Ecoroots employs a closed-loop process using waste heat and rainwater for zero-waste production. Its digital platform delivers end-to-end traceability by analysing waste inputs, optimising growth conditions (temperature, humidity, CO₂), preventing drying defects, storing recipes, enabling predictive adjustments, triggering parameter alerts, and generating batch-level QA, traceability records, and ESG reports. This supports modular on-site grow-units, allowing partners like distilleries to convert residues into custom packaging.
Climate Impact
Ecoroots diverts agricultural and industrial waste from landfills. Irish whiskey production alone creates 350,000 tonnes of spent grain annually (Abolore, 2022), weighing 100,000 tonnes more than the world’s largest cruise ship. Each tonne of brewers’ spent grain landfilled emits 513 kilogrammes of CO2e (LIFE-Brewery).
Ecoroots' materials decompose in 3-6 weeks in home compost, 90 days in landfills, or 180 days in oceans, enriching soil without microplastics (Ecoroots, n.d.). Compared to polystyrene, mycelium production emits far fewer GHGs, sequesters carbon (up to 70% more in some substrates) (BBC, n.d.), and cuts energy use by 90%.
Currently, 70% of Ireland's plastic packaging waste undergoes energy recovery incineration (EPA Ireland, 2025). Ecoroots curbs landfill methane and incineration-related carbon emissions by displacing non-recyclable plastics with mycelium alternatives, while valorising spent grain for biodegradable packaging production.
Replicability
EU policies are accelerating the shift to circular packaging like Ecoroots' mycelium alternatives. The Single-Use Plastics Directive bans expanded polystyrene food and drink containers since 2021 (EPA Ireland, 2025), while the Packaging and Packaging Waste Regulation mandates all packaging to be recyclable by 2030, alongside a 5% waste reduction target (European Commission, 2025; REPAK, 2025). Coupled with CSRD-mandated ESG disclosures, these frameworks heighten demand for compostable, traceable alternatives that deliver measurable circularity.
Europe's recyclable packaging market is projected to grow from 7.17 billion USD in 2025 to 12.26 billion USD by 2035 (CAGR 6%), driven by EU directives like PPWR targeting 55% plastic recycling by 2030 (Towards Packaging, 2026). As regulations tighten on packaging and the recyclable packaging market expands, circular solutions like Ecoroots are primed to tackle pollution, climate change, and biodiversity loss, while valorising waste streams into revenue.

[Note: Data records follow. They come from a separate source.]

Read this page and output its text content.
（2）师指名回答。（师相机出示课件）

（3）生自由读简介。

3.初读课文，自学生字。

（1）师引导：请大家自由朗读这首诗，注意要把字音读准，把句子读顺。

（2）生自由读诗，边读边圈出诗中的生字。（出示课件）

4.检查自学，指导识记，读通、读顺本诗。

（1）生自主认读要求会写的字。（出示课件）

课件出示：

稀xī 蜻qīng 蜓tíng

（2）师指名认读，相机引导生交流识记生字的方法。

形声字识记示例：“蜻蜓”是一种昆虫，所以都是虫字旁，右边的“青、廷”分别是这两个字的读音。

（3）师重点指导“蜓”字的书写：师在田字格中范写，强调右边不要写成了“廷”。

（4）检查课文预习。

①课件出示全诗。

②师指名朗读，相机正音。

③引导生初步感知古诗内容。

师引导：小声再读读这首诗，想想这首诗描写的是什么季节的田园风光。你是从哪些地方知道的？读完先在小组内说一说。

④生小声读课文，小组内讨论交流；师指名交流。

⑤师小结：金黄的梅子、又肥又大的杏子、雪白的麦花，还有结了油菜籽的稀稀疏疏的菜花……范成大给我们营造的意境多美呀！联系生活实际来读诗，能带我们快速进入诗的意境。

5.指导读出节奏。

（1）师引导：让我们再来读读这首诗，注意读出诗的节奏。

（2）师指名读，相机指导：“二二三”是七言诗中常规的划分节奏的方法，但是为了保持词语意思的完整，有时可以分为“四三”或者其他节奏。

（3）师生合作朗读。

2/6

Other companies tackling packaging waste include:
Myco, a Czech biotech company that develops and manufactures 100% natural, biodegradable mycelium‑based materials.
Rebox, CIRCULÉIRE member, provides a circular approach to cardboard packaging by prioritising reuse over recycling.

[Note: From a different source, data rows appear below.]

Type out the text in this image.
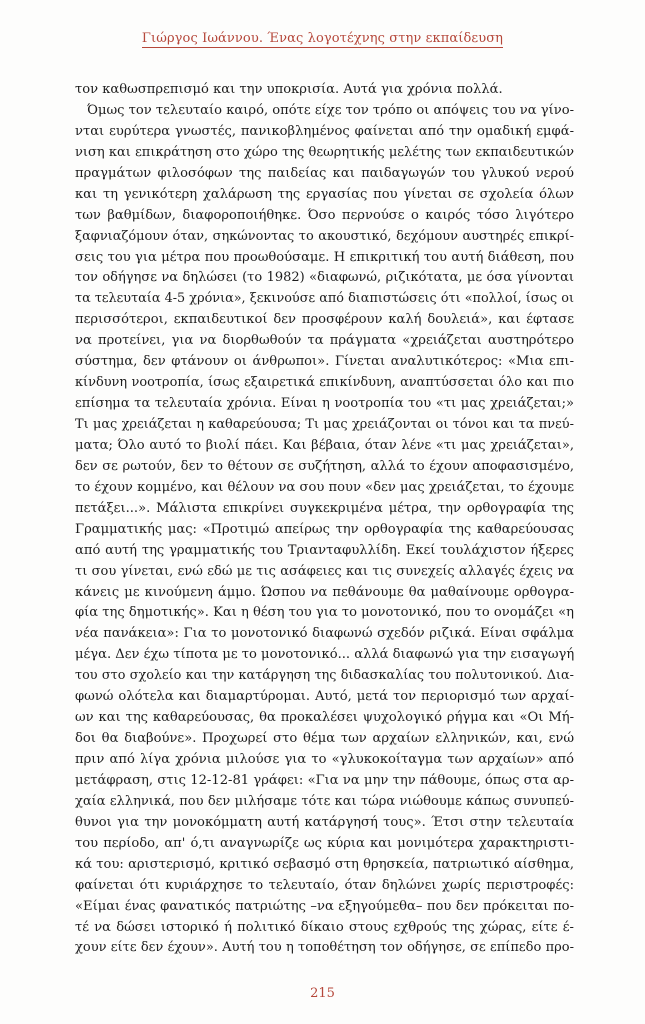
Γιώργος Ιωάννου. Ένας λογοτέχνης στην εκπαίδευση
τον καθωσπρεπισμό και την υποκρισία. Αυτά για χρόνια πολλά.
Όμως τον τελευταίο καιρό, οπότε είχε τον τρόπο οι απόψεις του να γίνο-
νται ευρύτερα γνωστές, πανικοβλημένος φαίνεται από την ομαδική εμφά-
νιση και επικράτηση στο χώρο της θεωρητικής μελέτης των εκπαιδευτικών
πραγμάτων φιλοσόφων της παιδείας και παιδαγωγών του γλυκού νερού
και τη γενικότερη χαλάρωση της εργασίας που γίνεται σε σχολεία όλων
των βαθμίδων, διαφοροποιήθηκε. Όσο περνούσε ο καιρός τόσο λιγότερο
ξαφνιαζόμουν όταν, σηκώνοντας το ακουστικό, δεχόμουν αυστηρές επικρί-
σεις του για μέτρα που προωθούσαμε. Η επικριτική του αυτή διάθεση, που
τον οδήγησε να δηλώσει (το 1982) «διαφωνώ, ριζικότατα, με όσα γίνονται
τα τελευταία 4-5 χρόνια», ξεκινούσε από διαπιστώσεις ότι «πολλοί, ίσως οι
περισσότεροι, εκπαιδευτικοί δεν προσφέρουν καλή δουλειά», και έφτασε
να προτείνει, για να διορθωθούν τα πράγματα «χρειάζεται αυστηρότερο
σύστημα, δεν φτάνουν οι άνθρωποι». Γίνεται αναλυτικότερος: «Μια επι-
κίνδυνη νοοτροπία, ίσως εξαιρετικά επικίνδυνη, αναπτύσσεται όλο και πιο
επίσημα τα τελευταία χρόνια. Είναι η νοοτροπία του «τι μας χρειάζεται;»
Τι μας χρειάζεται η καθαρεύουσα; Τι μας χρειάζονται οι τόνοι και τα πνεύ-
ματα; Όλο αυτό το βιολί πάει. Και βέβαια, όταν λένε «τι μας χρειάζεται»,
δεν σε ρωτούν, δεν το θέτουν σε συζήτηση, αλλά το έχουν αποφασισμένο,
το έχουν κομμένο, και θέλουν να σου πουν «δεν μας χρειάζεται, το έχουμε
πετάξει...». Μάλιστα επικρίνει συγκεκριμένα μέτρα, την ορθογραφία της
Γραμματικής μας: «Προτιμώ απείρως την ορθογραφία της καθαρεύουσας
από αυτή της γραμματικής του Τριανταφυλλίδη. Εκεί τουλάχιστον ήξερες
τι σου γίνεται, ενώ εδώ με τις ασάφειες και τις συνεχείς αλλαγές έχεις να
κάνεις με κινούμενη άμμο. Ώσπου να πεθάνουμε θα μαθαίνουμε ορθογρα-
φία της δημοτικής». Και η θέση του για το μονοτονικό, που το ονομάζει «η
νέα πανάκεια»: Για το μονοτονικό διαφωνώ σχεδόν ριζικά. Είναι σφάλμα
μέγα. Δεν έχω τίποτα με το μονοτονικό... αλλά διαφωνώ για την εισαγωγή
του στο σχολείο και την κατάργηση της διδασκαλίας του πολυτονικού. Δια-
φωνώ ολότελα και διαμαρτύρομαι. Αυτό, μετά τον περιορισμό των αρχαί-
ων και της καθαρεύουσας, θα προκαλέσει ψυχολογικό ρήγμα και «Οι Μή-
δοι θα διαβούνε». Προχωρεί στο θέμα των αρχαίων ελληνικών, και, ενώ
πριν από λίγα χρόνια μιλούσε για το «γλυκοκοίταγμα των αρχαίων» από
μετάφραση, στις 12-12-81 γράφει: «Για να μην την πάθουμε, όπως στα αρ-
χαία ελληνικά, που δεν μιλήσαμε τότε και τώρα νιώθουμε κάπως συνυπεύ-
θυνοι για την μονοκόμματη αυτή κατάργησή τους». Έτσι στην τελευταία
του περίοδο, απ' ό,τι αναγνωρίζε ως κύρια και μονιμότερα χαρακτηριστι-
κά του: αριστερισμό, κριτικό σεβασμό στη θρησκεία, πατριωτικό αίσθημα,
φαίνεται ότι κυριάρχησε το τελευταίο, όταν δηλώνει χωρίς περιστροφές:
«Είμαι ένας φανατικός πατριώτης –να εξηγούμεθα– που δεν πρόκειται πο-
τέ να δώσει ιστορικό ή πολιτικό δίκαιο στους εχθρούς της χώρας, είτε έ-
χουν είτε δεν έχουν». Αυτή του η τοποθέτηση τον οδήγησε, σε επίπεδο προ-
215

Mondi advances flexible packaging circularity through its FlexStudios R&D, targeting 100% reusable/recyclable products by 2025.
Note on By-Products & End of Waste
A by-product is a residue left over from the production of another product. In Ireland, Regulation 27 of the Waste Directive sets out the circumstances in which a material can be considered a by-product and not a waste. It is essential you notify the EPA to determine if your material satisfies the criteria of a by-product. The EPA will confirm if it can be categorised as a by-product or if it must be categorised as a waste. If the substance is classified as a waste, then it may need to achieve End-of-Waste status via Article 28 of the Waste Directive to be kept in use as a resource.